Que peut faire le citoyen moyen qui n'est pas directement impliqué dans la communauté médicale pour soutenir son hôpital local ?

Je pense qu'aujourd'hui, ce qui est important, c'est qu'ils s'engagent à rester chez eux. Car rester à la maison est le seul moyen de réduire la propagation du coronavirus. C'est désormais un mantra en Italie. Tout le monde, le gouvernement, les usines, les écoles, les enseignants, les acteurs, apportent leur contribution en disant à tout le monde de rester chez soi. Dans ce clip, un lieutenant de l'armée et moi-même disons : "Nous faisons de notre mieux ici. Nous nous battons ici. Nous travaillons en équipe, l'armée et les médecins de l'hôpital. Si vous souhaitez nous aider, apporter votre contribution et faciliter notre travail, restez chez vous".

Il y a également un grand nombre de personnes qui apportent un soutien financier de manière anonyme, spontanée. C'est donc une autre façon de contribuer. Mais le plus important est maintenant d'arrêter l'épidémie en restant chez soi.

Ce sont des conseils très judicieux. Je pense que les Américains commencent à s'en rendre compte.

Mais l'Amérique n'est pas la seule concernée. Il y a deux jours, j'ai participé à une conférence téléphonique avec la société britannique de soins intensifs. J'étais le seul intervenant étranger. Et il y avait des médecins qui sont absolument préoccupés par ce qui va se passer. Mais du point de vue des politiciens, la situation est assez confuse. Mon message était le suivant : "Soyez prudents. Si nos épidémiologistes font les bonnes prévisions, vous avez 10 ou 15 jours d'avance sur l'Italie. Vous avez 10 ou 15 jours pour réfléchir à ce que vous allez faire. Veuillez utiliser ce temps pour accepter la gravité de la situation et pour comprendre que cette situation se produira probablement dans votre pays. Et si vous n'êtes pas bien préparés, au Royaume-Uni, tout comme en Italie, en France ou en Allemagne, ce sera la pagaille.
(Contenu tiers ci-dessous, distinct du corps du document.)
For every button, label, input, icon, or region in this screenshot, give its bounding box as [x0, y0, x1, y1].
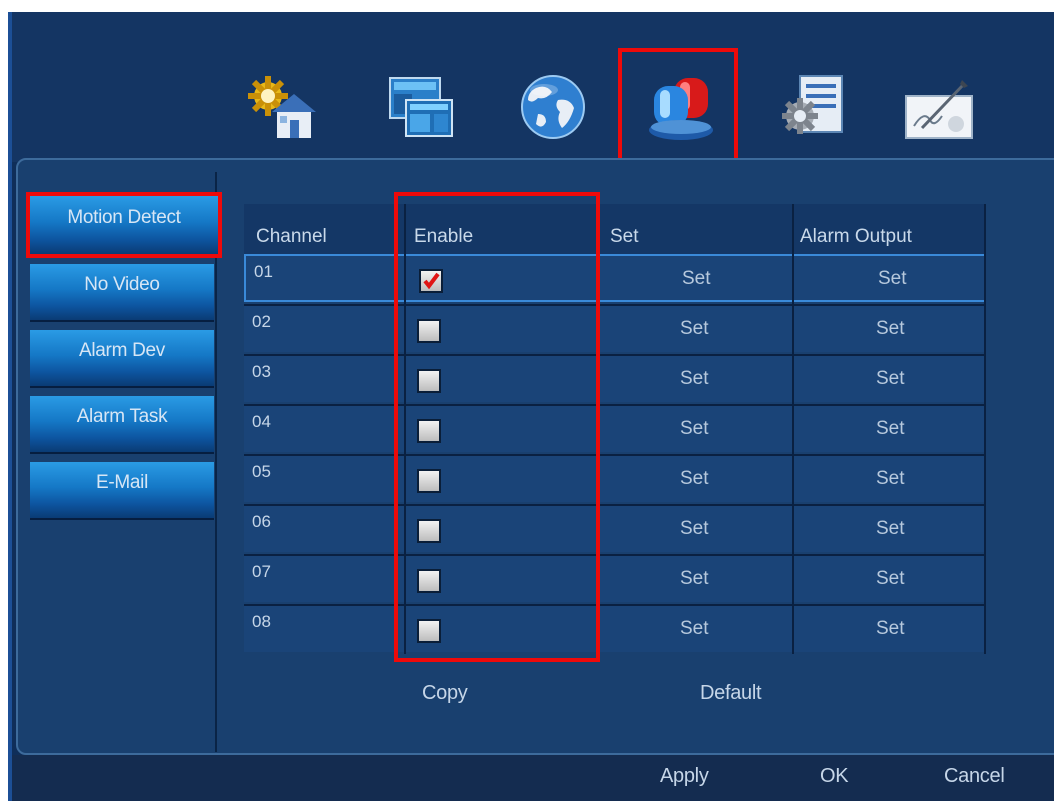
system-gear-icon[interactable]: [776, 70, 850, 144]
alarm-output-set-button[interactable]: Set: [876, 518, 905, 540]
signature-icon[interactable]: [902, 70, 976, 144]
copy-button[interactable]: Copy: [422, 682, 468, 705]
sidebar-item-alarm-task[interactable]: Alarm Task: [30, 396, 214, 454]
channel-number: 07: [252, 562, 271, 581]
set-button[interactable]: Set: [680, 518, 709, 540]
ok-button[interactable]: OK: [820, 765, 849, 788]
sidebar-item-no-video[interactable]: No Video: [30, 264, 214, 322]
set-button[interactable]: Set: [680, 568, 709, 590]
table-row[interactable]: 03 Set Set: [244, 354, 986, 402]
default-button[interactable]: Default: [700, 682, 762, 705]
cancel-button[interactable]: Cancel: [944, 765, 1005, 788]
table-row[interactable]: 05 Set Set: [244, 454, 986, 502]
table-row[interactable]: 06 Set Set: [244, 504, 986, 552]
set-button[interactable]: Set: [680, 468, 709, 490]
column-divider: [984, 204, 986, 654]
set-button[interactable]: Set: [680, 318, 709, 340]
table-row[interactable]: 01 Set Set: [244, 254, 986, 302]
home-settings-icon[interactable]: [244, 70, 318, 144]
channel-number: 01: [254, 262, 273, 281]
channel-number: 06: [252, 512, 271, 531]
sidebar-item-email[interactable]: E-Mail: [30, 462, 214, 520]
sidebar-item-label: Motion Detect: [67, 207, 181, 228]
apply-button[interactable]: Apply: [660, 765, 709, 788]
display-icon[interactable]: [384, 70, 458, 144]
column-header-alarm-output: Alarm Output: [800, 226, 912, 247]
alarm-output-set-button[interactable]: Set: [878, 268, 907, 290]
top-toolbar: [12, 12, 1054, 162]
enable-column-highlight: [394, 192, 600, 662]
channel-number: 03: [252, 362, 271, 381]
globe-icon[interactable]: [516, 70, 590, 144]
channel-number: 02: [252, 312, 271, 331]
channel-number: 05: [252, 462, 271, 481]
alarm-output-set-button[interactable]: Set: [876, 318, 905, 340]
selected-tab-highlight: [618, 48, 738, 162]
table-row[interactable]: 02 Set Set: [244, 304, 986, 352]
alarm-output-set-button[interactable]: Set: [876, 618, 905, 640]
column-header-channel: Channel: [256, 226, 327, 247]
sidebar-item-alarm-dev[interactable]: Alarm Dev: [30, 330, 214, 388]
sidebar-divider: [215, 172, 217, 752]
set-button[interactable]: Set: [680, 418, 709, 440]
bottom-bar: Apply OK Cancel: [12, 755, 1054, 801]
set-button[interactable]: Set: [680, 618, 709, 640]
alarm-output-set-button[interactable]: Set: [876, 468, 905, 490]
alarm-output-set-button[interactable]: Set: [876, 368, 905, 390]
alarm-output-set-button[interactable]: Set: [876, 418, 905, 440]
sidebar-item-label: Alarm Dev: [79, 340, 165, 361]
column-divider: [792, 204, 794, 654]
table-row[interactable]: 07 Set Set: [244, 554, 986, 602]
sidebar-item-label: Alarm Task: [76, 406, 168, 427]
sidebar-item-label: E-Mail: [95, 472, 149, 493]
column-header-set: Set: [610, 226, 639, 247]
channel-number: 04: [252, 412, 271, 431]
sidebar-item-motion-detect[interactable]: Motion Detect: [26, 192, 222, 258]
alarm-output-set-button[interactable]: Set: [876, 568, 905, 590]
table-header: Channel Enable Set Alarm Output: [244, 204, 986, 254]
alarm-settings-window: Motion Detect No Video Alarm Dev Alarm T…: [8, 12, 1054, 801]
table-row[interactable]: 08 Set Set: [244, 604, 986, 652]
set-button[interactable]: Set: [680, 368, 709, 390]
sidebar-item-label: No Video: [84, 274, 160, 295]
set-button[interactable]: Set: [682, 268, 711, 290]
table-row[interactable]: 04 Set Set: [244, 404, 986, 452]
channel-number: 08: [252, 612, 271, 631]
Vous avez utilisé les médias sociaux, y compris LinkedIn, pour envoyer des articles. Avez-vous une idée du rôle que les médias sociaux peuvent jouer dans la lutte contre le COVID-19 ? Y a-t-il des choses que vous recommanderiez aux gens de faire avec Twitter, LinkedIn, Facebook ou d'autres canaux de médias sociaux ?

Vous savez que les médias sociaux ont un rôle potentiellement fantastique, mais qu'ils peuvent aussi être nocifs. Vous devez donc toujours vous référer à des experts médicaux sur les médias sociaux. Évitez les personnes qui n'ont pas de titre, qui n'ont pas de rôle et qui n'ont pas de message transparent et approprié à transmettre. Encore une fois, les médias sociaux devraient être et sont potentiellement un outil très important, mais encore une fois, ils doivent être utilisés avec beaucoup de précautions. Et si vous écrivez quelque chose sur les médias sociaux, vous devez être responsable de ce que vous écrivez ou enregistrez.

Et d'autres réflexions que vous aimeriez partager ?

Je pense que le message fort, à mon humble avis, est que vous devez revoir votre façon de travailler lorsque vous êtes dans une sorte d'événement de masse, comme celui que nous vivons actuellement. Il faut faire des choses différentes. L'échographie est flexible au chevet du patient et précieuse, non seulement pour le diagnostic, mais aussi pour le suivi du patient. Et c'est une autre chose importante quand on a une formation en échographie, en termes de point de soins. C'est très, très efficace pour changer votre façon de travailler. Car ici, j'ai vu beaucoup de gens faire des choses différentes simplement parce qu'ils avaient la sonde dans les mains. Il était donc plus facile de réinventer votre titre de poste, comme vous l'avez mentionné, lorsque vous avez un appareil à ultrasons. Et l'échographie est l'outil idéal pour cela. C'est le message que j'aimerais faire passer.